Tra veti e rancori quella serie di «no» che imprigiona la sinistra di Mdp.

di Pierluigi Battista

È come se si fossero mentalmente e psicologicamente bloccati nell’attimo fatale del referendum del 4 dicembre, quando dovevano dire perentoriamente «No». I fuoriusciti dal Pd, poi raccolti nella sigla Mdp, preceduta dal richiamo all’Articolo 1 della Costituzione, quello che evoca il lavoro come fondamento primo del nostro Stato, si sono incantati sul «No».

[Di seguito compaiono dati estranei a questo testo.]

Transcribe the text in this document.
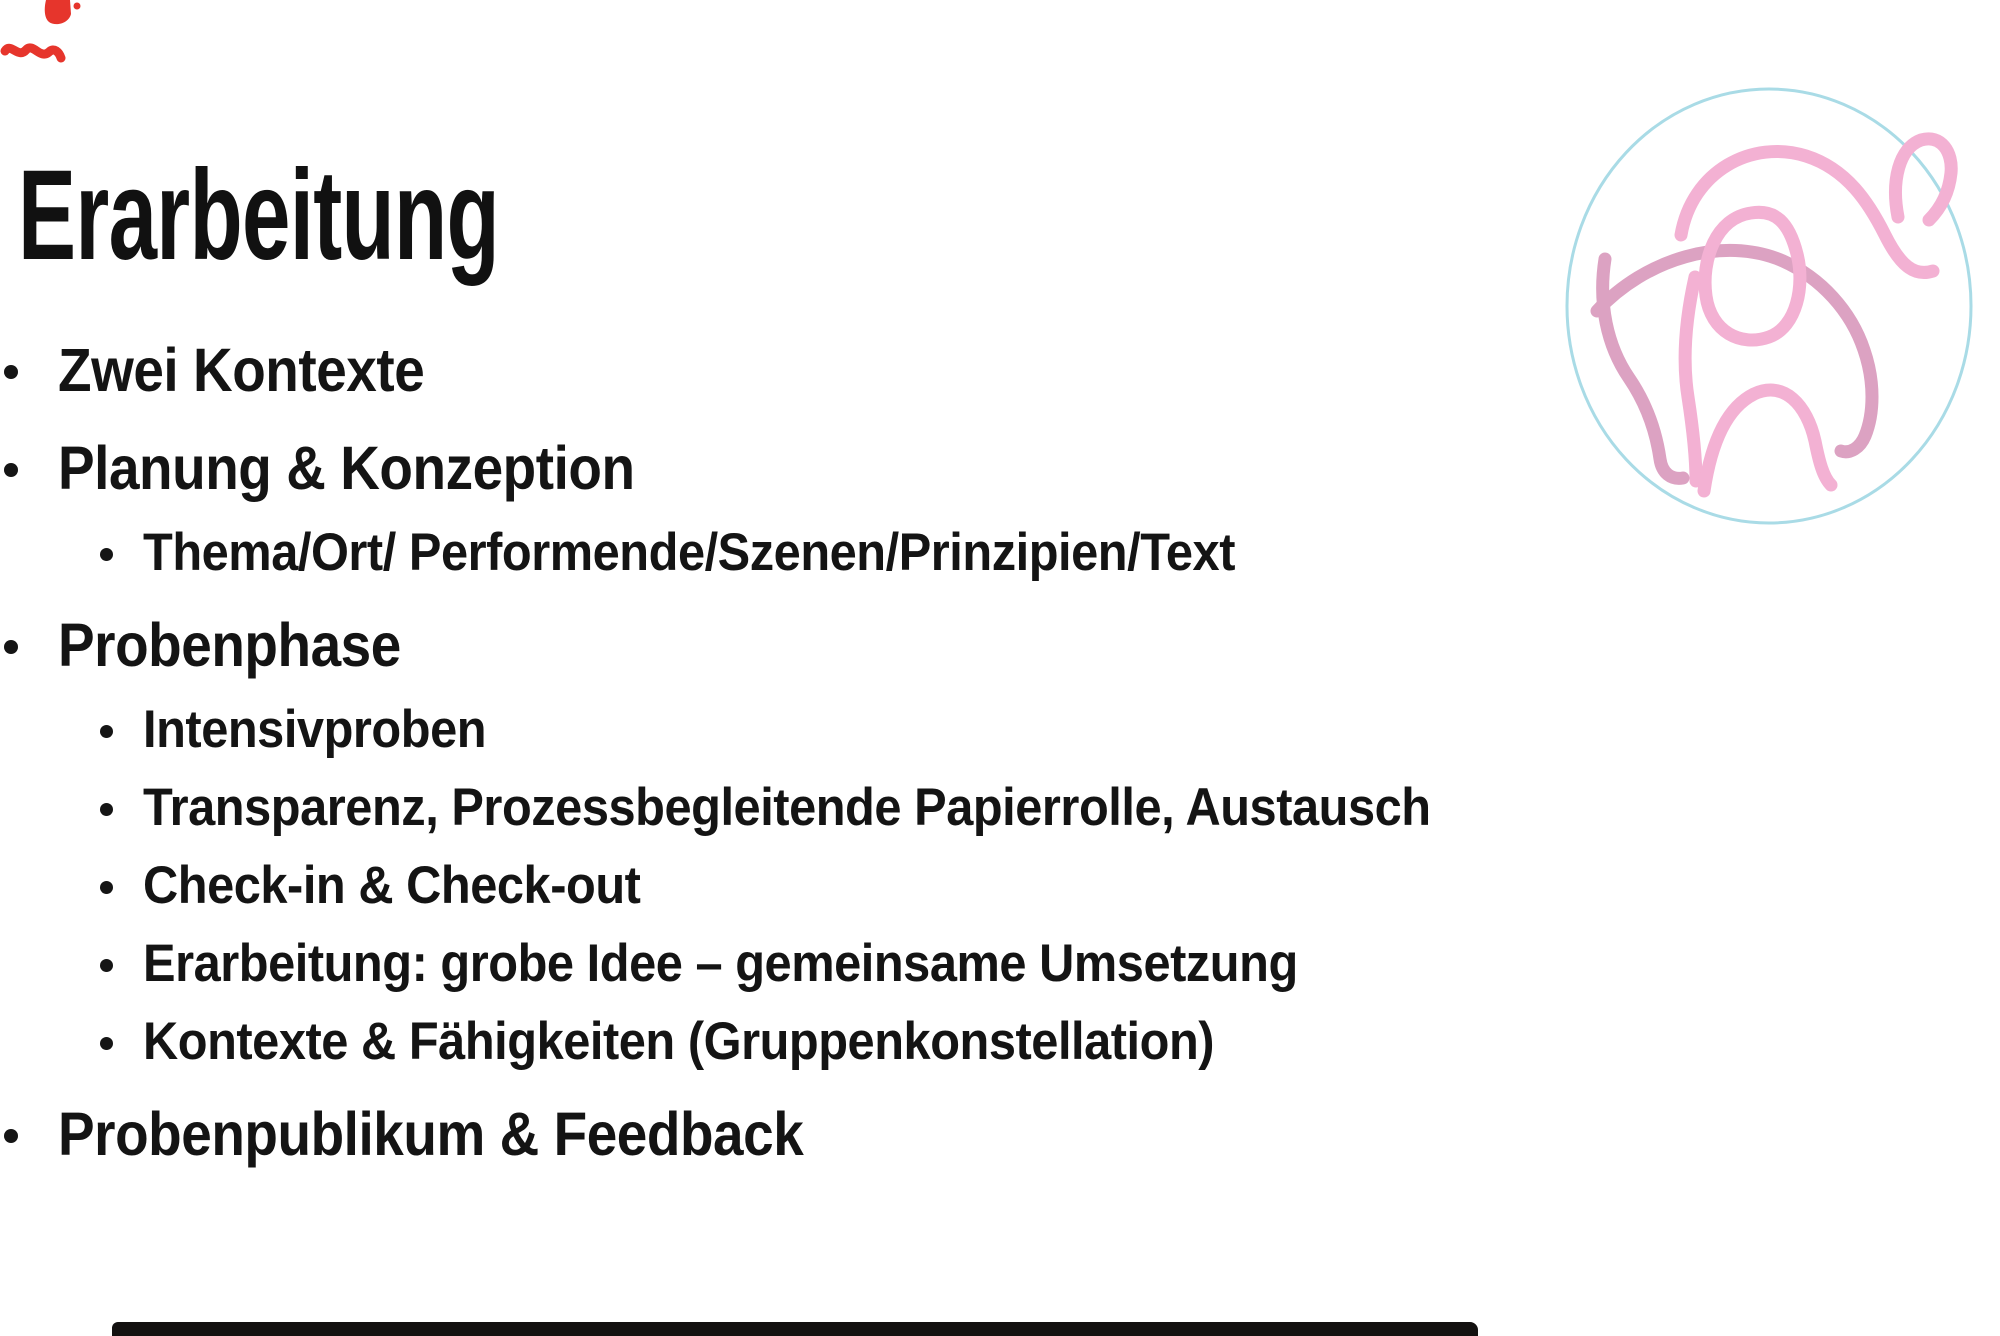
Erarbeitung
Zwei Kontexte
Planung & Konzeption
Thema/Ort/ Performende/Szenen/Prinzipien/Text
Probenphase
Intensivproben
Transparenz, Prozessbegleitende Papierrolle, Austausch
Check-in & Check-out
Erarbeitung: grobe Idee – gemeinsame Umsetzung
Kontexte & Fähigkeiten (Gruppenkonstellation)
Probenpublikum & Feedback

L’ultimo «no», detto anche veto, è quello pronunciato sull’ipotesi di candidatura a governatore della Sicilia di Fabrizio Micari, caldeggiato da Leoluca Orlando che peraltro era assiso con i maggiorenti di «Insieme» nella manifestazione della rediviva sinistra del primo luglio. «No» stentoreo e inequivocabile. Ma prima c’era stato il «No» all’ipotesi di anticipo congressuale del Pd proposta da Matteo Renzi, vero casus belli che ha portato alla separazione. Poi un «No» meno stentoreo alla proposta di Giuliano Pisapia di non frantumare tutti i ponti con il Pd per le prossime elezioni, poi diventato stentoreo quando Pisapia si è prodotto nel solidale abbraccio con Maria Elena Boschi, vedendo diminuita la possibilità di una sua leadership della sinistra che si allea con il centro. In verità c’erano stati alcuni «Sì» nelle candidature unitarie alle elezioni amministrative di giugno ed è stato un disastro, con il centrodestra trionfante. Per cui è tornata prepotente la tentazione del «No» globale. No a tutto, a candidati, alleanze, leader. Come se il «No» fosse il rimedio alla paura della contaminazione. Della contaminazione con Matteo Renzi, ovviamente.

Ma sembra quasi che vogliano indirettamente fargli un piacere a Renzi. Perché c’è solo una persona che, più degli esponenti del Mdp, vorrebbe cancellare dalla faccia della terra anche lontanamente l’alleanza tra il Pd e l’arcipelago ancora parecchio instabile della sinistra in cui hanno preso casa gli ex del Pd: e questa persona si chiama Matteo Renzi. Il quale infatti in Sicilia, come a voler agitare il drappo rosso che fa infuriare vieppiù un toro già abbastanza infuriato, costruisce un asse privilegiato con Angelino Alfano, gonfiando il prevedibile «no» della sinistra con una forza particolare. Ma è solo un pretesto, forse. È che un’antica malattia riaffiora quando tra ex della sinistra l’abisso della separazione crea rancori e risentimenti inestinguibili e ogni barlume di razionalità politica, di semplice ed elementare calcolo, in questo caso il calcolo di evitare la vittoria nell’isola del centrodestra o del Movimento 5 Stelle, viene travolto dalla deriva minoritaria, dalla pulsione alla divisione in minuscoli pezzi che, se soddisfano la legittima ansia di identità e di purezza, portano inevitabilmente allo scacco elettorale. Ossia, in una parola: alla sconfitta. Nobile, pura, ma pur sempre sconfitta.

Ecco perché il gioco dei veti reciproci, dei No incrociati, rischia per il centrosinistra di fare della Sicilia l’antipasto di quello che potrebbe accadere nelle elezioni per il prossimo Parlamento nazionale. E del resto il No a ogni leadership chiara, che sta facendo di «Insieme» il contrario di ciò che dovrebbe essere trasmesso attraverso quel motto, non può diventare una linea politica alternativa e nemmeno un’offerta appetibile per un elettorato sempre più depresso e frastornato. Un «No» che va benissimo per un referendum ma non per una proposta di governo, argomento che non dovrebbe essere estraneo a chi è stato ai vertici del Pd e del governo. La politica dei veti contiene un suo motivo di orgoglio, ma anche un irresistibile impulso suicida. In Sicilia. E anche a Roma.